This report contains two parts. The first part investigates the behavior of the sample mean of exponential distributions and demonstrates the Central Limit Theorem (CLT) using simulations in R. The second part performs inferential data analysis on the ToothGrowth dataset available in R.
lambda <- 0.2
n <- 40
sims <- 1000
set.seed(123)
means <- replicate(sims, mean(rexp(n, lambda)))
sample_mean <- mean(means)
theoretical_mean <- 1 / lambda
hist(means, main="Distribution of Sample Means", xlab="Sample Means", col="lightblue", breaks=40)
abline(v=sample_mean, col="blue", lwd=2)
abline(v=theoretical_mean, col="red", lwd=2, lty=2)
legend("topright", legend=c("Sample Mean", "Theoretical Mean"), col=c("blue", "red"), lty=c(1,2))
Sample Mean: 5.012
Theoretical Mean: 5
sample_variance <- var(means)
theoretical_variance <- (1 / lambda)^2 / n
sample_variance
## [1] 0.6004928
theoretical_variance
## [1] 0.625
Sample Variance: 0.6
Theoretical Variance: 0.625
qqnorm(means)
qqline(means, col = "red")
The QQ plot shows that the sample means follow a nearly straight line, indicating approximate normality as expected from the Central Limit Theorem.
data("ToothGrowth")
summary(ToothGrowth)
## len supp dose
## Min. : 4.20 OJ:30 Min. :0.500
## 1st Qu.:13.07 VC:30 1st Qu.:0.500
## Median :19.25 Median :1.000
## Mean :18.81 Mean :1.167
## 3rd Qu.:25.27 3rd Qu.:2.000
## Max. :33.90 Max. :2.000
boxplot(len ~ supp * dose, data = ToothGrowth, main = "Tooth Length by Supplement and Dose", col="orange")
t.test(len ~ supp, data = ToothGrowth)
##
## Welch Two Sample t-test
##
## data: len by supp
## t = 1.9153, df = 55.309, p-value = 0.06063
## alternative hypothesis: true difference in means is not equal to 0
## 95 percent confidence interval:
## -0.1710156 7.5710156
## sample estimates:
## mean in group OJ mean in group VC
## 20.66333 16.96333
OJ supplement shows higher average tooth length than VC, with a statistically significant difference.

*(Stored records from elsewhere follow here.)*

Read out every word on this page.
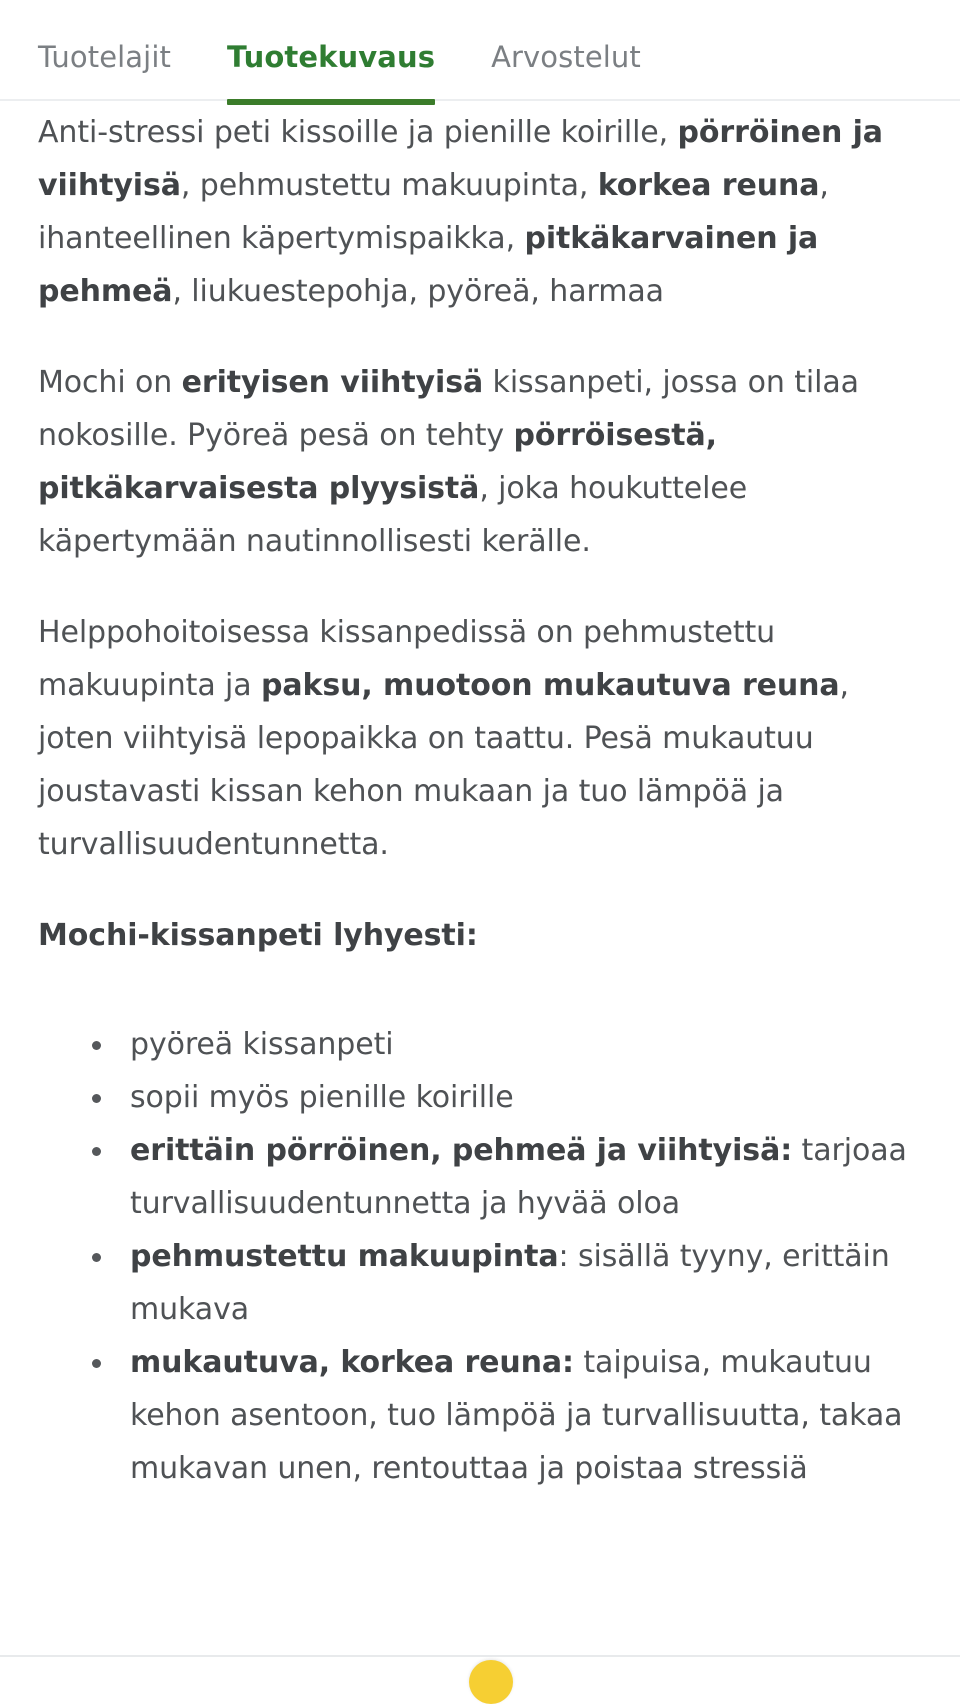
Tuotelajit	Tuotekuvaus	Arvostelut

Anti-stressi peti kissoille ja pienille koirille, pörröinen ja viihtyisä, pehmustettu makuupinta, korkea reuna, ihanteellinen käpertymispaikka, pitkäkarvainen ja pehmeä, liukuestepohja, pyöreä, harmaa

Mochi on erityisen viihtyisä kissanpeti, jossa on tilaa nokosille. Pyöreä pesä on tehty pörröisestä, pitkäkarvaisesta plyysistä, joka houkuttelee käpertymään nautinnollisesti kerälle.

Helppohoitoisessa kissanpedissä on pehmustettu makuupinta ja paksu, muotoon mukautuva reuna, joten viihtyisä lepopaikka on taattu. Pesä mukautuu joustavasti kissan kehon mukaan ja tuo lämpöä ja turvallisuudentunnetta.

Mochi-kissanpeti lyhyesti:
pyöreä kissanpeti
sopii myös pienille koirille
erittäin pörröinen, pehmeä ja viihtyisä: tarjoaa turvallisuudentunnetta ja hyvää oloa
pehmustettu makuupinta: sisällä tyyny, erittäin mukava
mukautuva, korkea reuna: taipuisa, mukautuu kehon asentoon, tuo lämpöä ja turvallisuutta, takaa mukavan unen, rentouttaa ja poistaa stressiä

dose_0.5 <- subset(ToothGrowth, dose == 0.5)
dose_1.0 <- subset(ToothGrowth, dose == 1.0)
dose_2.0 <- subset(ToothGrowth, dose == 2.0)

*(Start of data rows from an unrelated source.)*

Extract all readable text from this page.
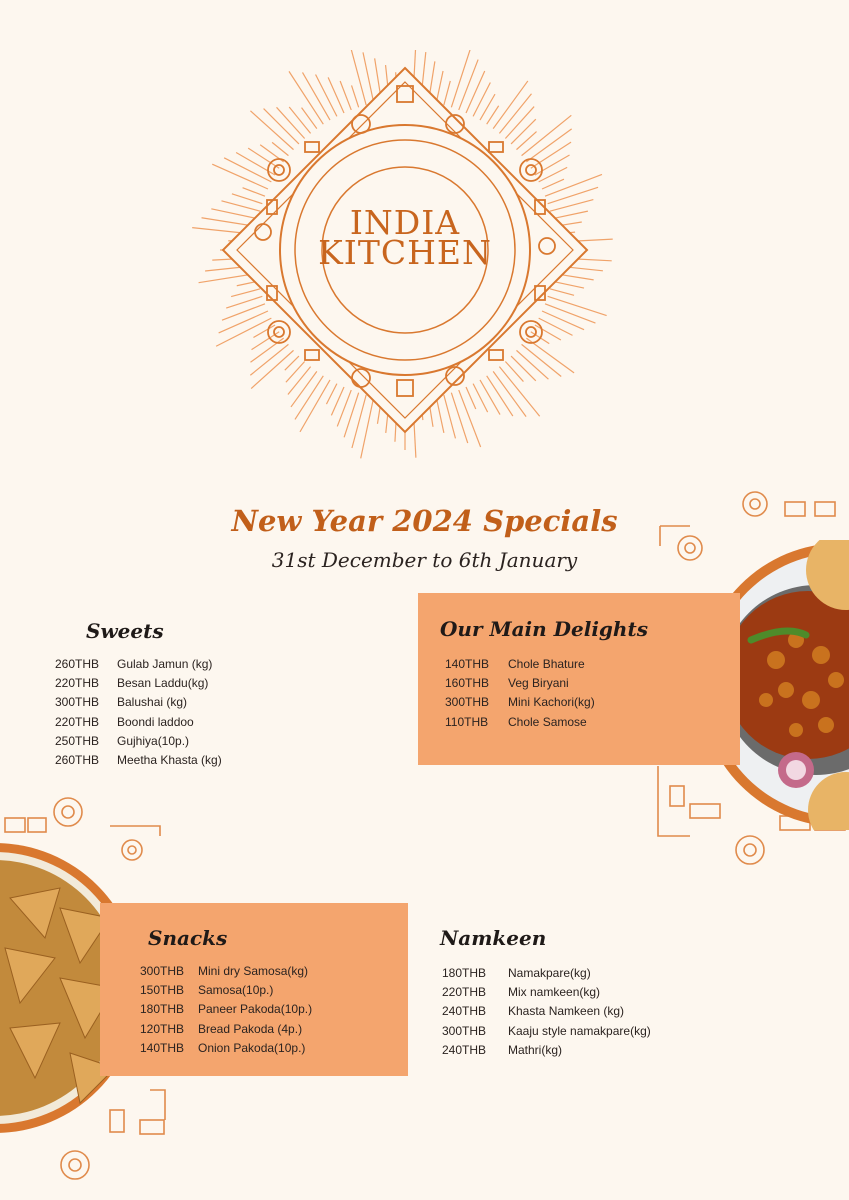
INDIA
KITCHEN
New Year 2024 Specials
31st December to 6th January
Our Main Delights
140THB	Chole Bhature
160THB	Veg Biryani
300THB	Mini Kachori(kg)
110THB	Chole Samose
Sweets
260THB	Gulab Jamun (kg)
220THB	Besan Laddu(kg)
300THB	Balushai (kg)
220THB	Boondi laddoo
250THB	Gujhiya(10p.)
260THB	Meetha Khasta (kg)
Snacks
300THB	Mini dry Samosa(kg)
150THB	Samosa(10p.)
180THB	Paneer Pakoda(10p.)
120THB	Bread Pakoda (4p.)
140THB	Onion Pakoda(10p.)
Namkeen
180THB	Namakpare(kg)
220THB	Mix namkeen(kg)
240THB	Khasta Namkeen (kg)
300THB	Kaaju style namakpare(kg)
240THB	Mathri(kg)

t.test(dose_0.5$len, dose_1.0$len)
##
## Welch Two Sample t-test
##
## data: dose_0.5$len and dose_1.0$len
## t = -6.4766, df = 37.986, p-value = 1.268e-07
## alternative hypothesis: true difference in means is not equal to 0
## 95 percent confidence interval:
## -11.983781 -6.276219
## sample estimates:
## mean of x mean of y
## 10.605 19.735
t.test(dose_1.0$len, dose_2.0$len)
##
## Welch Two Sample t-test
##
## data: dose_1.0$len and dose_2.0$len
## t = -4.9005, df = 37.101, p-value = 1.906e-05
## alternative hypothesis: true difference in means is not equal to 0
## 95 percent confidence interval:
## -8.996481 -3.733519
## sample estimates:
## mean of x mean of y
## 19.735 26.100
t.test(dose_0.5$len, dose_2.0$len)
##
## Welch Two Sample t-test
##
## data: dose_0.5$len and dose_2.0$len
## t = -11.799, df = 36.883, p-value = 4.398e-14
## alternative hypothesis: true difference in means is not equal to 0
## 95 percent confidence interval:
## -18.15617 -12.83383
## sample estimates:
## mean of x mean of y
## 10.605 26.100
Tooth length increases with dose, and the differences between each dose level are statistically significant.
This report demonstrated how the Central Limit Theorem applies to the distribution of averages from exponential data and performed hypothesis testing on the ToothGrowth dataset. The results confirmed theoretical expectations in both cases.